At this point, fifteen years into my Police career, by chance (I realize now that it was divine intervention) I got sent on an assignment with a Police Officer who I knew I was one of those professing born again guys.  I always liked him, but I wanted nothing to do with a Bible thumper.  As the evening went along, I asked him a question and he told me about the coming tribulation and judgment of God in plain and simple terms that I could understand.  He then went on to tell me that all I had to do was ask Jesus to be Lord of my life, and mean it, and he would help me with all my problems and give me a brand new life.  I pondered over our conversation and read a book he gave me called, “The Late Great Planet Earth” by Hal Lindsay. 

Another great friend I had avoided since I found out he had become a born-again Christian happened to drop in.  He sent his wife with a Bible and I started reading it regularly.  I started praying everyday.  I went to our own church on Sunday morning and at night to the church this Christian Police Officer attended.  At first I felt uncomfortable and found it difficult to go there but felt God wanted me to go so I hung in.  This new church was one where they raised their hands and really praised God in song and words with great meaning, not with hollow repetitions.  I had no idea how far from God I was, and as he started opening my eyes I realized how much I needed Jesus to be in charge of my life.

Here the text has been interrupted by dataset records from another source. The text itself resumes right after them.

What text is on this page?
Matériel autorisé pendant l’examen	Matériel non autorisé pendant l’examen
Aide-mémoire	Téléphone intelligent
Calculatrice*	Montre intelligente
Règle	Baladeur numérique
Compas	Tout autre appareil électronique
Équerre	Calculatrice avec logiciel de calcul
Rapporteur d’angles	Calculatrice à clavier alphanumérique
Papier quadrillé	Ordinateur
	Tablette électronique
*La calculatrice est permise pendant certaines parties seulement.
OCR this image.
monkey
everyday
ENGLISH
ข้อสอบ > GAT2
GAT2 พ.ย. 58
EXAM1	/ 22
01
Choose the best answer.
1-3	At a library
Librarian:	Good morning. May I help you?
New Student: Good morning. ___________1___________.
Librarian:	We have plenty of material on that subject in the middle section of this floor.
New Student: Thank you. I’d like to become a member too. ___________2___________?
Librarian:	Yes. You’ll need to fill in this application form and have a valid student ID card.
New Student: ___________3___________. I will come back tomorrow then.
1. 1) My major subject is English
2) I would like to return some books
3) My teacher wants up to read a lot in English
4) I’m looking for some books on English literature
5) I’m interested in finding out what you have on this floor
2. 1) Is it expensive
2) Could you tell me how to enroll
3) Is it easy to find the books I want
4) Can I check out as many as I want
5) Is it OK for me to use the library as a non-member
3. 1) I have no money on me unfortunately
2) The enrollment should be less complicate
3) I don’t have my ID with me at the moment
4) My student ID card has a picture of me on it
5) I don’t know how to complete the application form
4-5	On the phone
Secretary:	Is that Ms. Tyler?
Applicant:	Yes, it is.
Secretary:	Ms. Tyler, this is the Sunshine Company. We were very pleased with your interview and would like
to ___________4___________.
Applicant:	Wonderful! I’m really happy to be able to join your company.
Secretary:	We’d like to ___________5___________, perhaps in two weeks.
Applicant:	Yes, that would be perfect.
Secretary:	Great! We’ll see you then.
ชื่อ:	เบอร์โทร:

One night at home I prayed with all my heart and admitted I was a sinner who needed Jesus to forgive my sins and come into my life, to lead me and teach me in God’s ways.  How did my life change?  “Completely!” from hopeless to hopeful.  Do I still have problems?  Yes, they never end but there is a crucial difference now.  God, through Jesus, works them all out with me, not very often the way I expect him to.  He always does it better.  Do I suffer persecution because of my commitment to Jesus?  Yes, the same as all born-again Christians suffer.  II Timothy 3:12, “Everyone who wants to live a Godly life is Christ will be persecuted.”  How does one handle the persecution?  With prayer and scripture.  II Timothy2:25&26, “ Those who oppose him he must gently instruct in the hope  that God will grant them repentance leading them to a knowledge of the truth and that they will come to their senses and escape from the trap of the Devil, who has taken them captive to do his will.”  When the devil uses them to persecute you, pray earnestly for them or their souls are going to be lost

All thanks and praise to our God of love who freely gives his forgiveness and saving grace to us through his son Jesus.